Warga diaspora Indonesia yang tinggal di berbagai negara mengungkapkan kekecewaan terhadap kebijakan pemerintah terkait pengiriman bantuan ke daerah-daerah terdampak bencana di Sumatera.
Batak News - Pasalnya, bantuan kemanusiaan yang dikirim dari luar negeri masih dikenakan pajak impor oleh pemerintah Indonesia.
Bantuan tersebut diklasifikasikan sebagai barang impor, meskipun tujuannya adalah untuk penanganan darurat bencana. Kondisi ini dirasakan langsung oleh warga diaspora di Singapura.

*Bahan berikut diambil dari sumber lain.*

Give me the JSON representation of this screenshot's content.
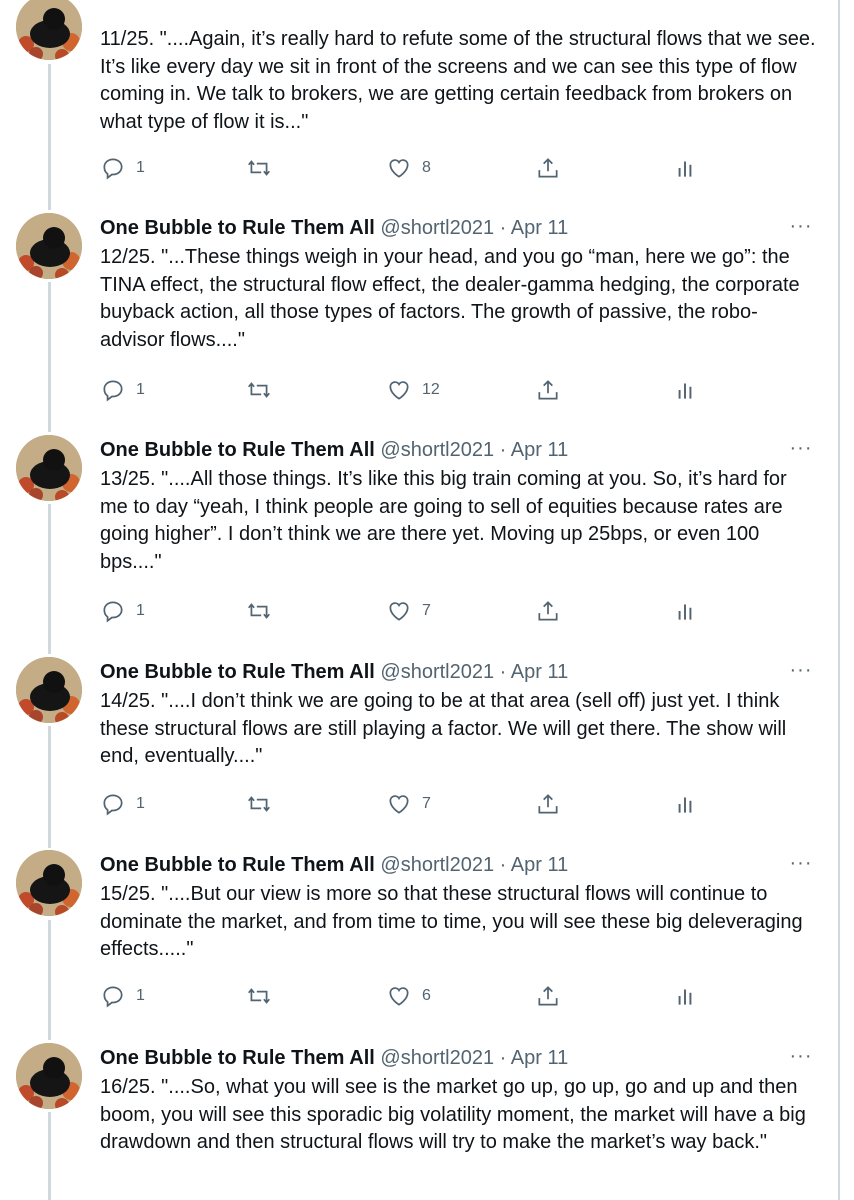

Salah satu diaspora, Fika, menyampaikan bahwa bantuan yang dikirim dari luar negeri tetap dikenakan pajak oleh pemerintah.

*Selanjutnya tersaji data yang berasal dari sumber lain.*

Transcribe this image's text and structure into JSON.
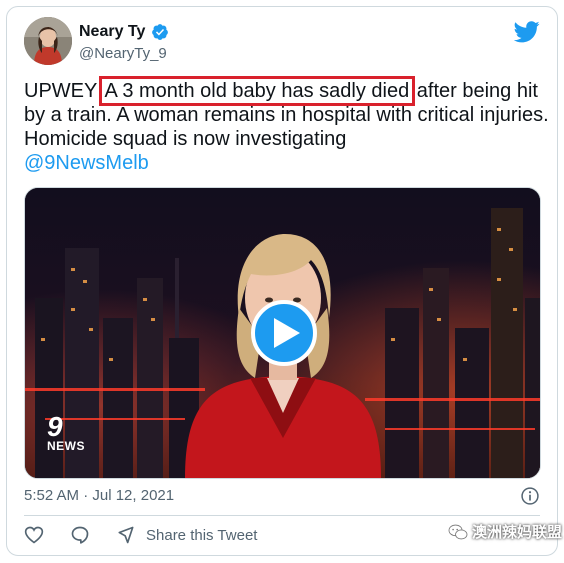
{
  "tweet": {
    "display_name": "Neary Ty",
    "handle": "@NearyTy_9",
    "text_parts": {
      "before": "UPWEY ",
      "highlight": "A 3 month old baby has sadly died",
      "after": " after being hit by a train. A woman remains in hospital with critical injuries. Homicide squad is now investigating",
      "mention": "@9NewsMelb"
    },
    "timestamp": "5:52 AM · Jul 12, 2021"
  },
  "media": {
    "logo_number": "9",
    "logo_text": "NEWS"
  },
  "actions": {
    "share_label": "Share this Tweet"
  },
  "watermark": {
    "text": "澳洲辣妈联盟"
  },
  "colors": {
    "accent": "#1d9bf0",
    "highlight_box": "#d9212c",
    "text": "#0f1419",
    "muted": "#536471"
  },
  "icons": [
    "verified-badge-icon",
    "twitter-bird-icon",
    "play-icon",
    "info-icon",
    "heart-icon",
    "reply-icon",
    "share-icon",
    "wechat-icon"
  ]
}
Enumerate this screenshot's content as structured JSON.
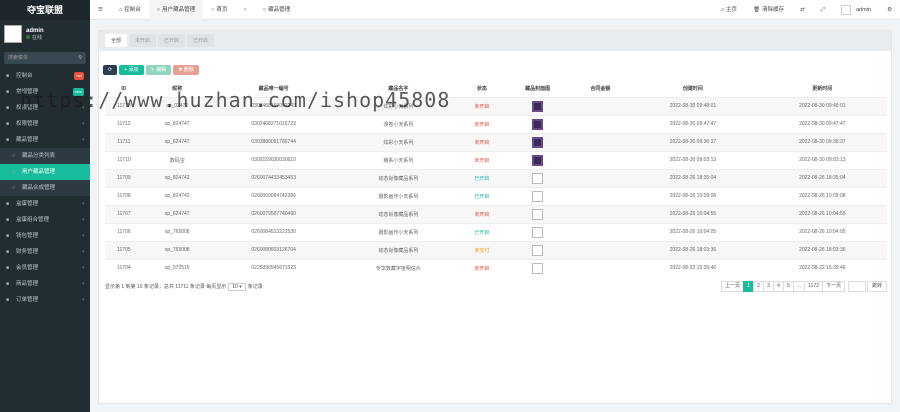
{
  "sidebar": {
    "logo": "夺宝联盟",
    "user_name": "admin",
    "status": "在线",
    "search_placeholder": "搜索菜单",
    "items": [
      {
        "label": "控制台",
        "badge": "hot",
        "badge_color": "#e74c3c"
      },
      {
        "label": "常规管理",
        "badge": "new",
        "badge_color": "#18bc9c"
      },
      {
        "label": "权限管理",
        "badge": "",
        "badge_color": ""
      },
      {
        "label": "权限管理",
        "badge": "",
        "badge_color": ""
      },
      {
        "label": "藏品管理",
        "badge": "",
        "badge_color": ""
      }
    ],
    "sub_items": [
      {
        "label": "藏品分类列表"
      },
      {
        "label": "用户藏品管理"
      },
      {
        "label": "藏品合成管理"
      }
    ],
    "items2": [
      {
        "label": "盒蛋管理"
      },
      {
        "label": "盒蛋组合管理"
      },
      {
        "label": "钱包管理"
      },
      {
        "label": "财务管理"
      },
      {
        "label": "会员管理"
      },
      {
        "label": "商品管理"
      },
      {
        "label": "订单管理"
      }
    ]
  },
  "topbar": {
    "tabs": [
      "控制台",
      "用户藏品管理",
      "首页",
      ""
    ],
    "tab4": "藏品管理",
    "right": [
      "主页",
      "清除缓存"
    ],
    "admin": "admin"
  },
  "panel": {
    "tabs": [
      "全部",
      "未开启",
      "已开启",
      "已开启"
    ],
    "toolbar": {
      "add": "添加",
      "edit": "编辑",
      "del": "删除"
    },
    "columns": [
      "ID",
      "昵称",
      "藏品唯一编号",
      "藏品名字",
      "状态",
      "藏品封面图",
      "合同金额",
      "创建时间",
      "更新时间"
    ],
    "rows": [
      {
        "id": "11713",
        "nick": "sp_02472",
        "code": "0302468169002243",
        "name": "炫彩小天系列",
        "status": "未开启",
        "status_class": "st-red",
        "thumb": "dark",
        "amount": "",
        "created": "2022-08-30 09:48:01",
        "updated": "2022-08-30 09:48:01"
      },
      {
        "id": "11712",
        "nick": "sp_824747",
        "code": "0302468271016723",
        "name": "漫卷小天系列",
        "status": "未开启",
        "status_class": "st-red",
        "thumb": "dark",
        "amount": "",
        "created": "2022-08-30 09:47:47",
        "updated": "2022-08-30 09:47:47"
      },
      {
        "id": "11711",
        "nick": "sp_824747",
        "code": "0303880091786744",
        "name": "炫彩小天系列",
        "status": "未开启",
        "status_class": "st-red",
        "thumb": "dark",
        "amount": "",
        "created": "2022-08-30 09:36:37",
        "updated": "2022-08-30 09:36:37"
      },
      {
        "id": "11710",
        "nick": "数码宝",
        "code": "0309159030030610",
        "name": "萌系小天系列",
        "status": "未开启",
        "status_class": "st-red",
        "thumb": "dark",
        "amount": "",
        "created": "2022-08-30 09:03:13",
        "updated": "2022-08-30 09:03:13"
      },
      {
        "id": "11709",
        "nick": "sp_824742",
        "code": "0260074433453453",
        "name": "动态肖像藏品系列",
        "status": "已开启",
        "status_class": "st-green",
        "thumb": "blank",
        "amount": "",
        "created": "2022-08-26 18:35:04",
        "updated": "2022-08-26 18:35:04"
      },
      {
        "id": "11708",
        "nick": "sp_824742",
        "code": "0260009064742386",
        "name": "摄影画作小天系列",
        "status": "已开启",
        "status_class": "st-green",
        "thumb": "blank",
        "amount": "",
        "created": "2022-08-26 10:09:08",
        "updated": "2022-08-26 10:09:08"
      },
      {
        "id": "11707",
        "nick": "sp_824747",
        "code": "0260079567740490",
        "name": "动态肖像藏品系列",
        "status": "未开启",
        "status_class": "st-red",
        "thumb": "blank",
        "amount": "",
        "created": "2022-08-26 10:04:55",
        "updated": "2022-08-26 10:04:55"
      },
      {
        "id": "11706",
        "nick": "sp_765008",
        "code": "0260084513222530",
        "name": "摄影画作小天系列",
        "status": "已开启",
        "status_class": "st-green",
        "thumb": "blank",
        "amount": "",
        "created": "2022-08-26 10:04:05",
        "updated": "2022-08-26 10:04:05"
      },
      {
        "id": "11705",
        "nick": "sp_765008",
        "code": "0260080603126704",
        "name": "动态肖像藏品系列",
        "status": "未支付",
        "status_class": "st-org",
        "thumb": "blank",
        "amount": "",
        "created": "2022-08-26 18:03:36",
        "updated": "2022-08-26 18:03:36"
      },
      {
        "id": "11704",
        "nick": "sp_972515",
        "code": "0225396545671323",
        "name": "专享数藏宇宙明信片",
        "status": "未开启",
        "status_class": "st-red",
        "thumb": "blank",
        "amount": "",
        "created": "2022-08-22 15:39:46",
        "updated": "2022-08-22 15:39:46"
      }
    ],
    "footer": {
      "info": "显示第 1 到第 10 条记录，总共 11711 条记录 每页显示",
      "per_page": "10",
      "suffix": "条记录"
    },
    "pager": {
      "prev": "上一页",
      "pages": [
        "1",
        "2",
        "3",
        "4",
        "5"
      ],
      "ellipsis": "...",
      "last": "1172",
      "next": "下一页",
      "go": "跳转"
    }
  },
  "watermark": "https://www.huzhan.com/ishop45808"
}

Baca juga : "Gagal Pinjam Uang, Pria di Karawang Nekat Tusuk Sepasang Suami Istri"
Fika menuturkan, prosedur perpajakan dan bea cukai kerap memperlambat kedatangan bantuan penting, sehingga menyulitkan bantuan untuk segera sampai kepada korban. Akibatnya, banyak warga Indonesia di luar negeri merasa patah semangat, meskipun mereka ingin segera berkontribusi saat terjadi bencana.
Fika menambahkan, proses administrasi yang rumit dan waktu tunggu yang lama di pelabuhan atau bandara sering membuat bantuan kemanusiaan tertahan. Padahal, dalam situasi darurat, kecepatan distribusi bantuan sangat krusial untuk menyelamatkan korban dan memenuhi kebutuhan mendesak di lokasi bencana.
Menurut Fika, banyak diaspora Indonesia akhirnya memilih untuk mengirim bantuan dalam bentuk uang karena prosesnya lebih cepat dan tidak terhambat regulasi. Namun, ia berharap pemerintah dapat memberikan kebijakan khusus atau pengecualian pajak dan bea cukai untuk pengiriman bantuan kemanusiaan dari luar negeri, terutama saat terjadi bencana besar.
Dengan adanya kemudahan tersebut, diaspora Indonesia di berbagai negara akan lebih termotivasi untuk berkontribusi langsung dan mempercepat penyaluran bantuan kepada masyarakat yang membutuhkan. Fika juga mengajak pemerintah untuk mendengarkan aspirasi warga diaspora agar proses pengiriman bantuan menjadi lebih efisien dan tepat sasaran.